There is an excellent discussion of Transparency in the Social Sciences at the Center for Effective Global Action. Anyone working with data in the social sciences should read and learn. I want to comment on one small bit that caught my attention in Gabriel Lenz’s post:
one of the many ways researchers can torture their data is with control variables.
This is an important point. There is a clear preference emerging among applied researchers for findings that show up in unconditional correlations. We all want our findings to look something like this (from Acemoglu, Johnson, and Robinson):
Here is a nice bivariate correlation between settler mortality and income. The authors can add various control variables (malaria, etc.) to try to rule out confounders, but the results don’t change. The virtue is that these findings are simple, and the analysis is too: nothing is hiding behind an opaque statistical model. (Interestingly, they argue in Appendix A that including an exhaustive list of controls may be a bad idea; this is a separate issue.)
Such an approach has a lot to recommend it. I’ve used it myself, for example in figures 1 and 2 in this paper (PDF). But there is no general reason to prefer findings that show up in bivariate correlations when using observational data. I will try illustrate this through one of the classic questions in comparative political economy: the relationship between political institutions and economic growth.
Here is a simple plot of the bivariate relationship between average level of democracy (1970-2000) and growth in real GDP per capita (1970-2000).
Not much to write home about. But even ignoring massive identification problems, we shouldn’t expect such a relationship in the unconditional correlations—this is because the Solow growth model predicts convergence: the growth rates of poorer countries will tend to be higher than those of wealthier countries for reasons having nothing to do with political institutions. And in fact, this relationship appears in the data.
This means that if we want to look for a relationship between political institutions and economic growth, it makes good theoretical sense to control for initial wealth levels in a multiple regression framework. Not because we are fishing, or to rule out potential confounders, but because there are simple theoretical reasons not to expect that we will observe an unconditional bivariate relationship between political institutions and economic performance. Compare, on this note, the following two regressions (t-statistics in parentheses).
| Model 1 | Model 2 | |
| Polity 1970 2000 | 0.03 | 0.04 |
| (1.72) | (2.17) | |
| Log GDPPC 1970 | -0.15 | |
| (-1.46) | ||
| Constant | 0.74 | 1.95 |
| (7.30) | (2.33) | |
| N | 134 | 134 |
Of course, the practice of adding atheoretical control variables to multiple regression analyses in order to produce nice p-values is all too common, and it is the worst kind of fishing.

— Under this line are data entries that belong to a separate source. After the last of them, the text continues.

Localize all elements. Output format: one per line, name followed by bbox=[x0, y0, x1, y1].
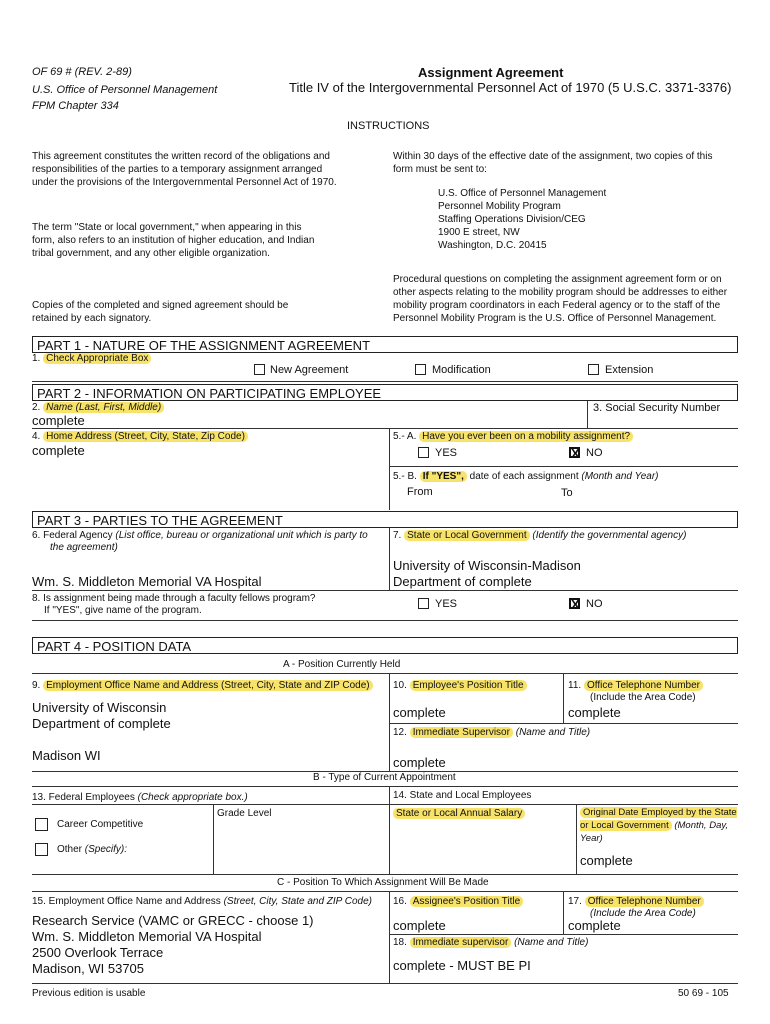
address-line: Wm. S. Middleton Memorial VA Hospital bbox=[32, 929, 262, 944]
q7-italic: (Identify the governmental agency) bbox=[532, 530, 687, 541]
address-line: Department of complete bbox=[32, 716, 171, 731]
q8-yes-label: YES bbox=[435, 598, 458, 610]
q5a-label bbox=[393, 431, 633, 442]
q5a-question: Have you ever been on a mobility assignment? bbox=[419, 431, 633, 442]
q5b-to-label: To bbox=[561, 487, 573, 499]
q18-number: 18. bbox=[393, 937, 407, 948]
assignee-position-title-field[interactable]: complete bbox=[393, 918, 446, 933]
q9-label-text: Employment Office Name and Address (Street, City, State and ZIP Code) bbox=[43, 680, 372, 691]
q13-label bbox=[32, 792, 248, 803]
q5a-yes-label: YES bbox=[435, 447, 458, 459]
footer-edition-note: Previous edition is usable bbox=[32, 988, 146, 999]
q14-label: 14. State and Local Employees bbox=[393, 790, 532, 801]
q7-label-text: State or Local Government bbox=[404, 530, 530, 541]
part2-heading: PART 2 - INFORMATION ON PARTICIPATING EMPLOYEE bbox=[32, 384, 738, 401]
address-line: 1900 E street, NW bbox=[438, 227, 520, 238]
q5a-no-label: NO bbox=[586, 447, 603, 459]
q5b-from-label: From bbox=[407, 486, 433, 498]
federal-agency-field[interactable]: Wm. S. Middleton Memorial VA Hospital bbox=[32, 574, 262, 589]
q4-label-text: Home Address (Street, City, State, Zip Code) bbox=[43, 431, 248, 442]
q15-label bbox=[32, 896, 372, 907]
q15-italic: (Street, City, State and ZIP Code) bbox=[223, 896, 372, 907]
q12-italic: (Name and Title) bbox=[515, 727, 591, 738]
original-date-text: Original Date Employed by the State or Local Government bbox=[580, 807, 737, 831]
extension-label: Extension bbox=[605, 364, 654, 376]
q11-label-text: Office Telephone Number bbox=[584, 680, 703, 691]
other-italic: (Specify): bbox=[84, 844, 128, 855]
q17-label-text: Office Telephone Number bbox=[585, 896, 704, 907]
q3-ssn-label: 3. Social Security Number bbox=[593, 402, 721, 414]
address-line: Madison WI bbox=[32, 748, 101, 763]
q1-number: 1. bbox=[32, 353, 41, 364]
q16-label bbox=[393, 896, 523, 907]
original-date-italic: (Month, Day, Year) bbox=[580, 820, 729, 844]
part3-heading: PART 3 - PARTIES TO THE AGREEMENT bbox=[32, 511, 738, 528]
q8-line2: If "YES", give name of the program. bbox=[44, 605, 202, 616]
address-line bbox=[32, 732, 362, 748]
original-date-label bbox=[580, 806, 742, 845]
q5b-label bbox=[393, 471, 658, 482]
q5a-yes-checkbox[interactable] bbox=[418, 447, 429, 458]
section-a-heading: A - Position Currently Held bbox=[283, 659, 401, 670]
grade-level-label: Grade Level bbox=[217, 808, 272, 819]
q5b-if-yes: If "YES", bbox=[420, 471, 467, 482]
q11-label bbox=[568, 680, 703, 691]
assignment-supervisor-field[interactable]: complete - MUST BE PI bbox=[393, 958, 531, 973]
modification-checkbox[interactable] bbox=[415, 364, 426, 375]
q18-label-text: Immediate supervisor bbox=[410, 937, 512, 948]
q12-number: 12. bbox=[393, 727, 407, 738]
q5a-prefix: 5.- A. bbox=[393, 431, 417, 442]
instructions-left-p1: This agreement constitutes the written record of the obligations and responsibilities of the parties to a temporary assignment arranged under the provisions of the Intergovernmental Personnel Act of 1970. bbox=[32, 151, 337, 188]
q7-number: 7. bbox=[393, 530, 402, 541]
other-label bbox=[57, 844, 127, 855]
other-checkbox[interactable] bbox=[35, 843, 48, 856]
address-line: Madison, WI 53705 bbox=[32, 961, 145, 976]
q1-label-text: Check Appropriate Box bbox=[43, 353, 151, 364]
other-text: Other bbox=[57, 844, 83, 855]
q10-number: 10. bbox=[393, 680, 407, 691]
q9-label bbox=[32, 680, 373, 691]
q11-number: 11. bbox=[568, 680, 582, 691]
career-competitive-label: Career Competitive bbox=[57, 819, 144, 830]
new-agreement-label: New Agreement bbox=[270, 364, 349, 376]
address-line: Staffing Operations Division/CEG bbox=[438, 214, 586, 225]
q8-line1: 8. Is assignment being made through a faculty fellows program? bbox=[32, 593, 316, 604]
q16-label-text: Assignee's Position Title bbox=[410, 896, 524, 907]
q4-number: 4. bbox=[32, 431, 41, 442]
q1-label bbox=[32, 353, 151, 364]
q2-label bbox=[32, 402, 164, 413]
section-c-heading: C - Position To Which Assignment Will Be Made bbox=[277, 877, 489, 888]
part1-heading: PART 1 - NATURE OF THE ASSIGNMENT AGREEMENT bbox=[32, 336, 738, 353]
q8-no-checkbox[interactable]: X bbox=[571, 597, 580, 612]
fpm-chapter: FPM Chapter 334 bbox=[32, 100, 119, 112]
home-address-field[interactable]: complete bbox=[32, 443, 85, 458]
q5a-no-checkbox[interactable]: X bbox=[571, 446, 580, 461]
q11-sublabel: (Include the Area Code) bbox=[590, 692, 696, 703]
instructions-right-p2: Procedural questions on completing the assignment agreement form or on other aspects relating to the mobility program should be addresses to either mobility program coordinators in each Federal agency or to the staff of the Personnel Mobility Program is the U.S. Office of Personnel Management. bbox=[393, 274, 728, 324]
address-line: 2500 Overlook Terrace bbox=[32, 945, 164, 960]
new-agreement-checkbox[interactable] bbox=[254, 364, 265, 375]
q17-sublabel: (Include the Area Code) bbox=[590, 908, 696, 919]
employee-name-field[interactable]: complete bbox=[32, 413, 85, 428]
q6-italic-line2: the agreement) bbox=[50, 542, 118, 553]
form-id: OF 69 # (REV. 2-89) bbox=[32, 66, 132, 78]
state-local-gov-line2[interactable]: Department of complete bbox=[393, 574, 532, 589]
agency-name: U.S. Office of Personnel Management bbox=[32, 84, 218, 96]
address-line: U.S. Office of Personnel Management bbox=[438, 188, 607, 199]
address-line: Research Service (VAMC or GRECC - choose 1) bbox=[32, 913, 314, 928]
form-title: Assignment Agreement bbox=[418, 65, 564, 80]
q18-label bbox=[393, 937, 588, 948]
modification-label: Modification bbox=[432, 364, 491, 376]
employee-position-title-field[interactable]: complete bbox=[393, 705, 446, 720]
assignment-employment-office-field[interactable] bbox=[32, 913, 387, 977]
address-line: Personnel Mobility Program bbox=[438, 201, 561, 212]
q16-number: 16. bbox=[393, 896, 407, 907]
assignment-telephone-field[interactable]: complete bbox=[568, 918, 621, 933]
instructions-right-p1: Within 30 days of the effective date of the assignment, two copies of this form must be sent to: bbox=[393, 151, 713, 175]
q7-label bbox=[393, 530, 686, 541]
address-line: University of Wisconsin bbox=[32, 700, 167, 715]
section-b-heading: B - Type of Current Appointment bbox=[313, 772, 456, 783]
part4-heading: PART 4 - POSITION DATA bbox=[32, 637, 738, 654]
q2-number: 2. bbox=[32, 402, 41, 413]
q17-number: 17. bbox=[568, 896, 582, 907]
immediate-supervisor-field[interactable]: complete bbox=[393, 755, 446, 770]
q9-number: 9. bbox=[32, 680, 41, 691]
q10-label bbox=[393, 680, 527, 691]
q13-italic: (Check appropriate box.) bbox=[137, 792, 248, 803]
q4-label bbox=[32, 431, 248, 442]
q8-no-label: NO bbox=[586, 598, 603, 610]
instructions-left-p3: Copies of the completed and signed agreement should be retained by each signatory. bbox=[32, 300, 289, 324]
q2-label-text: Name (Last, First, Middle) bbox=[43, 402, 164, 413]
mailing-address bbox=[438, 187, 698, 252]
q15-text: 15. Employment Office Name and Address bbox=[32, 896, 221, 907]
q12-label bbox=[393, 727, 590, 738]
current-employment-office-field[interactable] bbox=[32, 700, 362, 764]
q17-label bbox=[568, 896, 704, 907]
q6-label bbox=[32, 530, 368, 541]
extension-checkbox[interactable] bbox=[588, 364, 599, 375]
annual-salary-text: State or Local Annual Salary bbox=[393, 808, 525, 819]
q5b-italic: (Month and Year) bbox=[581, 471, 659, 482]
instructions-heading: INSTRUCTIONS bbox=[347, 120, 430, 132]
q6-text: 6. Federal Agency bbox=[32, 530, 113, 541]
footer-form-number: 50 69 - 105 bbox=[678, 988, 729, 999]
q12-label-text: Immediate Supervisor bbox=[410, 727, 513, 738]
q6-italic: (List office, bureau or organizational unit which is party to bbox=[115, 530, 368, 541]
q18-italic: (Name and Title) bbox=[514, 937, 589, 948]
state-local-gov-line1[interactable]: University of Wisconsin-Madison bbox=[393, 558, 581, 573]
instructions-left-p2: The term "State or local government," when appearing in this form, also refers to an institution of higher education, and Indian tribal government, and any other eligible organization. bbox=[32, 222, 315, 259]
original-date-field[interactable]: complete bbox=[580, 853, 633, 868]
annual-salary-label bbox=[393, 808, 525, 819]
career-competitive-checkbox[interactable] bbox=[35, 818, 48, 831]
q5b-text: date of each assignment bbox=[469, 471, 579, 482]
q8-yes-checkbox[interactable] bbox=[418, 598, 429, 609]
q13-text: 13. Federal Employees bbox=[32, 792, 135, 803]
office-telephone-field[interactable]: complete bbox=[568, 705, 621, 720]
form-subtitle: Title IV of the Intergovernmental Personnel Act of 1970 (5 U.S.C. 3371-3376) bbox=[289, 80, 732, 95]
q5b-prefix: 5.- B. bbox=[393, 471, 417, 482]
address-line: Washington, D.C. 20415 bbox=[438, 240, 547, 251]
q10-label-text: Employee's Position Title bbox=[410, 680, 527, 691]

But this does not imply that the only “good” or “true” findings from observational data are the ones that show up in unconditional correlations.

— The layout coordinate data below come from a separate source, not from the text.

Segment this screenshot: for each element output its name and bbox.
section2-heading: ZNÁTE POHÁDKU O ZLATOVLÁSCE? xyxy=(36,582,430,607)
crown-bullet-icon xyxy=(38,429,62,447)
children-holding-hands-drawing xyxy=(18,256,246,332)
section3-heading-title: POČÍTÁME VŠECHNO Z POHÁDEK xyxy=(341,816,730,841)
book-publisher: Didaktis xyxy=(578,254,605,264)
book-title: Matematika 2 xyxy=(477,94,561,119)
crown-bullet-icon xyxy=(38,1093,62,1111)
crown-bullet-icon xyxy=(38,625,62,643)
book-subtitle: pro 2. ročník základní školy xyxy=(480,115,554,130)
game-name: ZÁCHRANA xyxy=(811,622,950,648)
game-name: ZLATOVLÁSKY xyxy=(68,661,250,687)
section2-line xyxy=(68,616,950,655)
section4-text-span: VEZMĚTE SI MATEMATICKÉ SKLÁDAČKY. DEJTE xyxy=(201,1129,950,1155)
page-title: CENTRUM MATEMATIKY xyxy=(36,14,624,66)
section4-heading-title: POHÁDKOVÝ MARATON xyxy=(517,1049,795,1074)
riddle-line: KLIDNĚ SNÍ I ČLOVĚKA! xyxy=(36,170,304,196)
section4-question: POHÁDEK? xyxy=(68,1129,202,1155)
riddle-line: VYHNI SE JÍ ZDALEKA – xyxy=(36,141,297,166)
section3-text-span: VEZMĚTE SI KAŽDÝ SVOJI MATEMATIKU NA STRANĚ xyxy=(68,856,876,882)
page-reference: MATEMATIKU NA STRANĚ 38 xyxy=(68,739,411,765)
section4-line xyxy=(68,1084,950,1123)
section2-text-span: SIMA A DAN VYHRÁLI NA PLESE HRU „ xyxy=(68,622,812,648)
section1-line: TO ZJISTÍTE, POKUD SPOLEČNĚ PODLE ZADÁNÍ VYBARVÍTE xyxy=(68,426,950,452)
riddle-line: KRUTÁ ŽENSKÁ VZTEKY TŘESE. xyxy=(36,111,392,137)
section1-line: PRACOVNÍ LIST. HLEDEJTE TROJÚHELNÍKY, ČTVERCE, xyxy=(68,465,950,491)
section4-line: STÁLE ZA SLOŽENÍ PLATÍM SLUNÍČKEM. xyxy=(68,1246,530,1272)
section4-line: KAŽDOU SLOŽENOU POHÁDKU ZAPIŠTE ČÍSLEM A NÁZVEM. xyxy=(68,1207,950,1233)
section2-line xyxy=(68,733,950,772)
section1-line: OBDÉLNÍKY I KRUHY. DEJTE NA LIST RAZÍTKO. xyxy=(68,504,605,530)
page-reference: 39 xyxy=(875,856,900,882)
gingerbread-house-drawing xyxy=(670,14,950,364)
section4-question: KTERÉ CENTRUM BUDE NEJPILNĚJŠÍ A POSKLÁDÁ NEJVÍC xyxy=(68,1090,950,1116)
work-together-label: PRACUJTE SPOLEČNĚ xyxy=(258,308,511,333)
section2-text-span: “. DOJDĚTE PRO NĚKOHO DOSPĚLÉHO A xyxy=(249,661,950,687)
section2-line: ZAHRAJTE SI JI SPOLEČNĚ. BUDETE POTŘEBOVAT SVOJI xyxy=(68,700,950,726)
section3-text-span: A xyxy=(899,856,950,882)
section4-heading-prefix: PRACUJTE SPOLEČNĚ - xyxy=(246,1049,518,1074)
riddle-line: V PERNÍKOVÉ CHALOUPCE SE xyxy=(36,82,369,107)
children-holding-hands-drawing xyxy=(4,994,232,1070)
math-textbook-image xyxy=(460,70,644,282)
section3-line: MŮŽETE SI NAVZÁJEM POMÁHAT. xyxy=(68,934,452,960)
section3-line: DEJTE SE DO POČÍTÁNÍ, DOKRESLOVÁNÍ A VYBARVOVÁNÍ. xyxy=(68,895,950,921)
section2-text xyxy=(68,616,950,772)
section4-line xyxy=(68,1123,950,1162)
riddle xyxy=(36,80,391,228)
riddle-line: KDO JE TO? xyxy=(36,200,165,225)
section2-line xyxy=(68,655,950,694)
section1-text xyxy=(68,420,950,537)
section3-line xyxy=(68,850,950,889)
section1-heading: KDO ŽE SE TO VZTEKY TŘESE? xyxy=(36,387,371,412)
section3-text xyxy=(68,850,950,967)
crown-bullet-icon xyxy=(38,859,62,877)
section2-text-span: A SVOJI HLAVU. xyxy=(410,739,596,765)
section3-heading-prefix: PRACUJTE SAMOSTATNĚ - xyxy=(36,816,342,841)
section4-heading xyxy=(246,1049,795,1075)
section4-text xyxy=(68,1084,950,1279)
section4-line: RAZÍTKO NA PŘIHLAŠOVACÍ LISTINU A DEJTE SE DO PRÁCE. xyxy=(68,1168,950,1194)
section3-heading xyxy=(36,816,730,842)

Unfortunately, even sophisticated model selection and model averaging techniques cannot really tell us if control variables “truly belong” in the empirical model. It all depends on the theory and the data at hand.
UPDATE: Here is a useful comment from my friend and Cornell Government colleague Adam Seth Levine.
I think a lot of this comes down to robustness. In situations where we think that an unconditional correlation makes theoretical sense (but we also would like to improve the efficiency of our estimates etc.), it is useful to present that simple correlation along with a multivariate analysis. That’s the approach I’ve taken in all of my recent empirical work. In situations where we think that an unconditional correlation doesn’t make sense (like what you describe in your post) then you present it with the one or two moderators that are theoretically critical.